More consequential is what this reveal does to the story’s foundation; it basically lays the groundwork for a very specific type of resolution, and the resolution we actually get is the point I referred to a few paragraphs ago. Put simply, the final set of plot reveals don’t just break the movie; they break each other and themselves in real-time. And the effect is cumulative, so each new break is more resonant than the previous one. There is a variant on the Talking Killer, with motives that cheapen the elaborate trials of the last hour; there is a variant on It Was All a Dream, which answers an early question about an odd name and lands a decent punch while also removing much of the investment we might have had; there is the very last scene, which utterly annihilates the previous scope of influence for the antagonist(s) and begs the question of why they (or we) bothered with the main narrative at all.

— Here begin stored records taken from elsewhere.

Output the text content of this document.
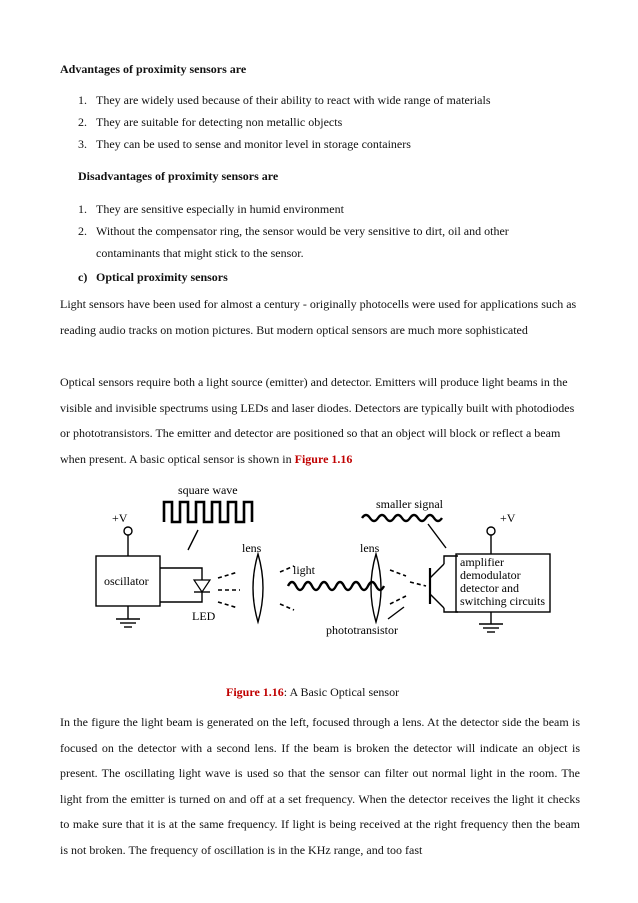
Advantages of proximity sensors are
1. They are widely used because of their ability to react with wide range of materials
2. They are suitable for detecting non metallic objects
3. They can be used to sense and monitor level in storage containers
Disadvantages of proximity sensors are
1. They are sensitive especially in humid environment
2. Without the compensator ring, the sensor would be very sensitive to dirt, oil and other
contaminants that might stick to the sensor.
c) Optical proximity sensors
Light sensors have been used for almost a century - originally photocells were used for applications such as reading audio tracks on motion pictures. But modern optical sensors are much more sophisticated
Optical sensors require both a light source (emitter) and detector. Emitters will produce light beams in the visible and invisible spectrums using LEDs and laser diodes. Detectors are typically built with photodiodes or phototransistors. The emitter and detector are positioned so that an object will block or reflect a beam when present. A basic optical sensor is shown in Figure 1.16
square wave
smaller signal
+V	+V
oscillator
LED
lens	lens
light
phototransistor
amplifier
demodulator
detector and
switching circuits
Figure 1.16: A Basic Optical sensor
In the figure the light beam is generated on the left, focused through a lens. At the detector side the beam is focused on the detector with a second lens. If the beam is broken the detector will indicate an object is present. The oscillating light wave is used so that the sensor can filter out normal light in the room. The light from the emitter is turned on and off at a set frequency. When the detector receives the light it checks to make sure that it is at the same frequency. If light is being received at the right frequency then the beam is not broken. The frequency of oscillation is in the KHz range, and too fast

And yet I find it tough to get very worked-up about this late collapse in logic. This has to be partly due to lowered expectations; I certainly wasn’t planning on a PG-13 thriller in January to hit a home run in narrative or resolution in any capacity. It’s partly due to the fact that the rest of Escape Room really is decent. Director Adam Robitel keeps the tone and psychology just this side of plausible; the cast reaches for the believable corners of the characters they’re playing. The basic pitch is functionally delivered, and the movie works, as advertised. It’s the underlying context that ultimately lets it down, if only just.